I sometimes find myself reading five things at the same time (I mean within the same minute) or writing seven things at once (I mean within the same day).

I hate clutter on my computer and in my house. All this “stuff” gets to me, and you guys know how much I hate stuff. I’m a freak at throwing out clutter. And I almost deleted all the files to do with my WIP so I could start with a clear mind, but I stopped myself. (I’ve already tried 50K+ of that. It didn’t help, clearly.)

So I set myself to organizing the YA WIP and deleting only what I don’t need. SuperNotecard is awesome, and I have my ten projects tabbed open, and each project sorted and stacked and indexed, etc.

But of course I can’t write with all that clutter, so I have WriteMonkey, FocusWriter, and Q10 all open so I can full-screen focus on what I’m working on.

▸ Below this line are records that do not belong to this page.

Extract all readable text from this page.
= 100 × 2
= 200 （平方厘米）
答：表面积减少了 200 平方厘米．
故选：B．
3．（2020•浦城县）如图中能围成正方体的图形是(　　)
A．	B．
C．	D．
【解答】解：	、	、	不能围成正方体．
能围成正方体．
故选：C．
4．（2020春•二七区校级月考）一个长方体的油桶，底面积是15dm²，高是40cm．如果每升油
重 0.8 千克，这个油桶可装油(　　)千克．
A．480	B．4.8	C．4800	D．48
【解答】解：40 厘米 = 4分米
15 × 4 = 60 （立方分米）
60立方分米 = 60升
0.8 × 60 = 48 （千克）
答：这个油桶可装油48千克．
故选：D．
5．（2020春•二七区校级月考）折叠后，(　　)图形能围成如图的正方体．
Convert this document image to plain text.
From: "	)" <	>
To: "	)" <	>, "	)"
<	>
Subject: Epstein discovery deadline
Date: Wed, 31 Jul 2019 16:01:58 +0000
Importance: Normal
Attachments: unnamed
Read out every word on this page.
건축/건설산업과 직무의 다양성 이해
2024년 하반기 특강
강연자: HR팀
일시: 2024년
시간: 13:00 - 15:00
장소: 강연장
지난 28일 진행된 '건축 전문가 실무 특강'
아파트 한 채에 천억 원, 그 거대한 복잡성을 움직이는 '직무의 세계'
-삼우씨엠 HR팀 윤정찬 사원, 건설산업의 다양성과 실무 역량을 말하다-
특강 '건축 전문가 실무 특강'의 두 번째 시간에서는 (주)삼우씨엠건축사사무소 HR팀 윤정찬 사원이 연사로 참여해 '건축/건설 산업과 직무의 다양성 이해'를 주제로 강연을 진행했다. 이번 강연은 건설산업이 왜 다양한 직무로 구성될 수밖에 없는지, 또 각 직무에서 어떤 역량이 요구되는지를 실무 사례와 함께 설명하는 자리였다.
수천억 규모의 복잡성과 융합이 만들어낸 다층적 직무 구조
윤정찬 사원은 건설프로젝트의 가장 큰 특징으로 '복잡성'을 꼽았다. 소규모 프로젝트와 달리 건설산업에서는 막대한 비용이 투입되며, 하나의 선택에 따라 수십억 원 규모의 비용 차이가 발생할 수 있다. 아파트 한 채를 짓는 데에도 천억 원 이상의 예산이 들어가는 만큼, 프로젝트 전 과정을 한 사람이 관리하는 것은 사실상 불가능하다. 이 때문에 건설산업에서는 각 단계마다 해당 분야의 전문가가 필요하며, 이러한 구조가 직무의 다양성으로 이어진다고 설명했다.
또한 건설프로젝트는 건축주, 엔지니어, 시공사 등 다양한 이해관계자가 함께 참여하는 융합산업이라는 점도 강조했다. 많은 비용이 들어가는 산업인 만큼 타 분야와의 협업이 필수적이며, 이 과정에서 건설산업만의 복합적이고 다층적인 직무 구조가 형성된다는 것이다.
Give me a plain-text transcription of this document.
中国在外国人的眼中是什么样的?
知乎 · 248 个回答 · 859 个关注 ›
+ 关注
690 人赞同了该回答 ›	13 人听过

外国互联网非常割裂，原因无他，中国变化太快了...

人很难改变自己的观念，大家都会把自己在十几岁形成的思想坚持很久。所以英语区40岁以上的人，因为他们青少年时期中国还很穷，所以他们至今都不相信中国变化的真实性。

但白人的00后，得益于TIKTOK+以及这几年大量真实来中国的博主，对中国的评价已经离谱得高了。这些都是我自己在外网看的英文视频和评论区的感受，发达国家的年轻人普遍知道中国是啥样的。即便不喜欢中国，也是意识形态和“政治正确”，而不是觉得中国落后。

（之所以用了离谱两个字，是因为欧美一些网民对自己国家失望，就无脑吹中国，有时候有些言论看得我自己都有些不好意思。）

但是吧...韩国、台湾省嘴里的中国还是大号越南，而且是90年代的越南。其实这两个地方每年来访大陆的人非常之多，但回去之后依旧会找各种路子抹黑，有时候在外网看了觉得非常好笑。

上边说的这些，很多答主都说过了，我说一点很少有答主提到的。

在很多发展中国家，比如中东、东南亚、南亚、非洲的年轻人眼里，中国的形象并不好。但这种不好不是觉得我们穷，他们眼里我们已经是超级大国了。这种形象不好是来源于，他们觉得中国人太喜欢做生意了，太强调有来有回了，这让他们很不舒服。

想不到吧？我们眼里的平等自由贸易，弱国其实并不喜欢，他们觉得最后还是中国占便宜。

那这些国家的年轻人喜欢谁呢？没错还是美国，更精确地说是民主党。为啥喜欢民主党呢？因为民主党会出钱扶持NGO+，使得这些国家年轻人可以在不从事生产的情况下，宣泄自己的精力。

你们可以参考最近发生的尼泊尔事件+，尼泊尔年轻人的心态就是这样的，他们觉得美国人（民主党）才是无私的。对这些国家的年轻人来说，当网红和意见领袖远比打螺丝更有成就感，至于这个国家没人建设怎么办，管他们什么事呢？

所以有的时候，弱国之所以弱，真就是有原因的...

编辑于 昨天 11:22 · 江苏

And since I’m focusing on three things today…

(I should clarify that I would write all three in WriteMonkey, but as far as I know, it doesn’t let you open multiple documents at once, like Word does. It’s kinda geared towards focused work, LOL!)

Then there’s Windows Live Writer to write this blog post.

And Microsoft Word to read through an old story and write a blurb for its ebook release. (Make that four things today… blogging doesn’t count, as it’s a fun thing, not a work thing.)

All this drives me so crazy, that I started writing in a notebook to get away from the clutter on my computer, but this only ended up making more unorganized stuff that I had to organize.

I was going to tell you guys that my ADD issues have improved with Fish Oil and No Doz, and I really think they have. Really. I mean it. I swear. A bit. A little bit. Any little bit helps!

But somedays? I seriously drive myself crazy.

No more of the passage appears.